The current landscape reveals a significant shift in market dynamics, creating remarkable opportunities for those who understand the indicators and have the discipline to act decisively. The Dow Utilities and Dow Transports are providing powerful signals about where the market’s headed. The surge in Dow Utilities back in September, followed by the broader market’s rise in November and December, illustrates the ongoing bullish trend underneath all the noise.

While Dow Utilities are approaching overbought territory, any forthcoming pullback shouldn’t trigger alarm—it should trigger interest. If utilities retreat to the 9300-9600 range, that would offer a compelling entry point, reinforcing the idea that corrections in a bull market are simply short-term setbacks within a larger upward trajectory.

The critical turning point to watch: if Dow Transports dip below 10,500 for three consecutive days, expect increased volatility. But this scenario would also position the transport sector for a substantial rebound, further reinforcing the broader positive outlook. Small dips caused by sector-specific volatility should be viewed through a bullish lens, as they often precede major upturns. History supports this—the transport sector is expected to outperform over the next 9-12 months, just as it has during past periods of temporary underperformance.

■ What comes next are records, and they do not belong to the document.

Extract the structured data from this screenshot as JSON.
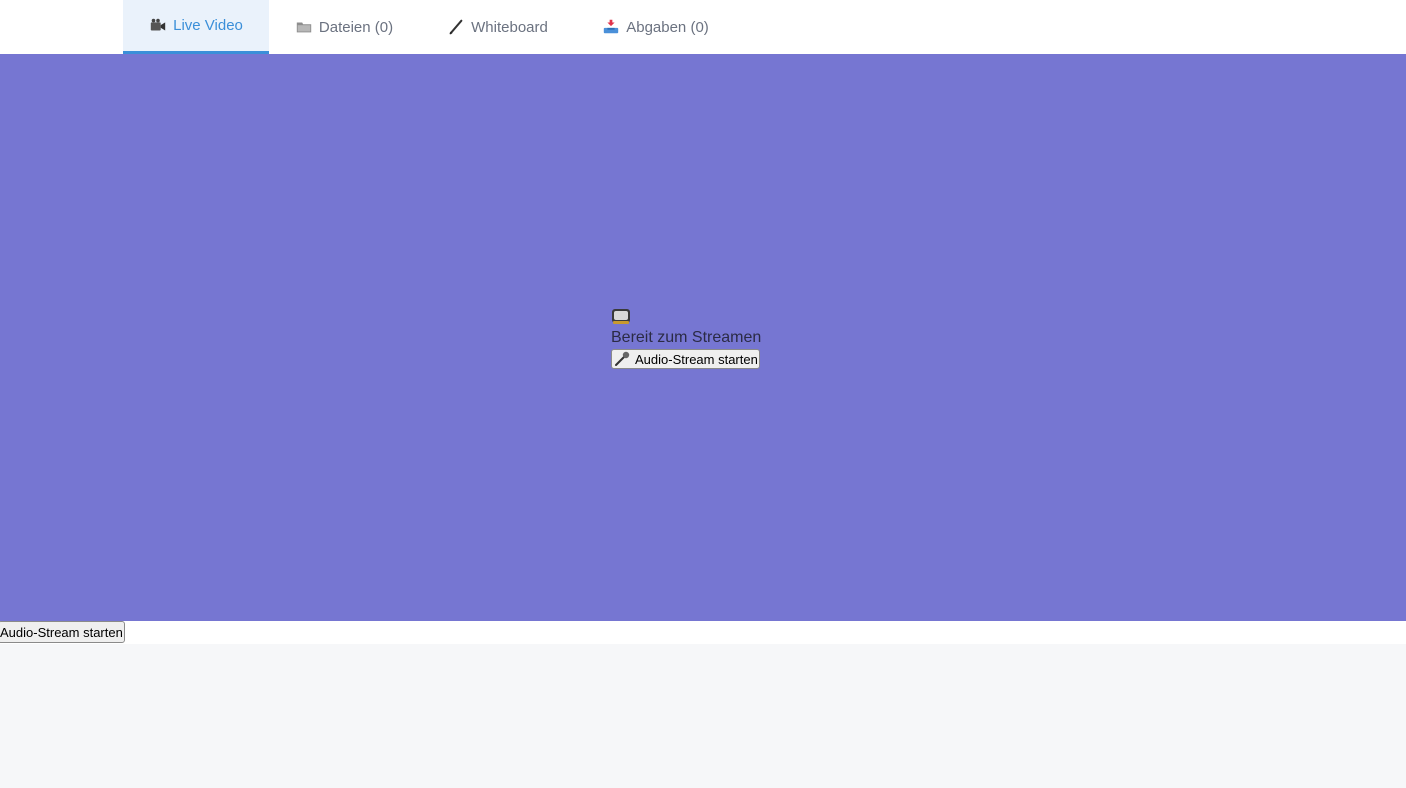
{
  "tabs": [
    {
      "label": "Live Video",
      "icon": "video-camera-icon",
      "active": true
    },
    {
      "label": "Dateien (0)",
      "icon": "folder-icon",
      "active": false
    },
    {
      "label": "Whiteboard",
      "icon": "pen-icon",
      "active": false
    },
    {
      "label": "Abgaben (0)",
      "icon": "inbox-tray-icon",
      "active": false
    }
  ],
  "stage": {
    "icon": "television-icon",
    "status_text": "Bereit zum Streamen",
    "start_button_label": "Audio-Stream starten",
    "background_color": "#7676d2"
  },
  "bottom": {
    "start_button_label": "Audio-Stream starten"
  },
  "colors": {
    "accent": "#3b8fd9",
    "tab_active_bg": "#eaf2fb"
  }
}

There’s also an intriguing dynamic when evaluating strategies like the “Dogs of the Dow” versus the “Small Dogs of the Dow.” The latter has consistently outperformed. Studies show that between 2003 and 2013, the Small Dogs beat the regular Dogs in nine out of ten years. This outperformance aligns with a general market principle: undervalued stocks with growth potential offer more significant upside than stable, high-yielding names that have limited room to run.

The current market presents a fertile environment for those who can look past the noise and identify the underlying bullish trend. Just as the Small Dogs have proven superior over time, recognizing undervalued opportunities within the broader market—whether in utilities, transports, or specific stock strategies—will be key to capitalizing on future gains. Ignore the naysayers and the constant market chatter. Focus on what the data is actually telling you, then act accordingly. The path forward is clear: when the market pulls back on fear or sector rotation, that’s when you double down and prepare for the next wave of growth.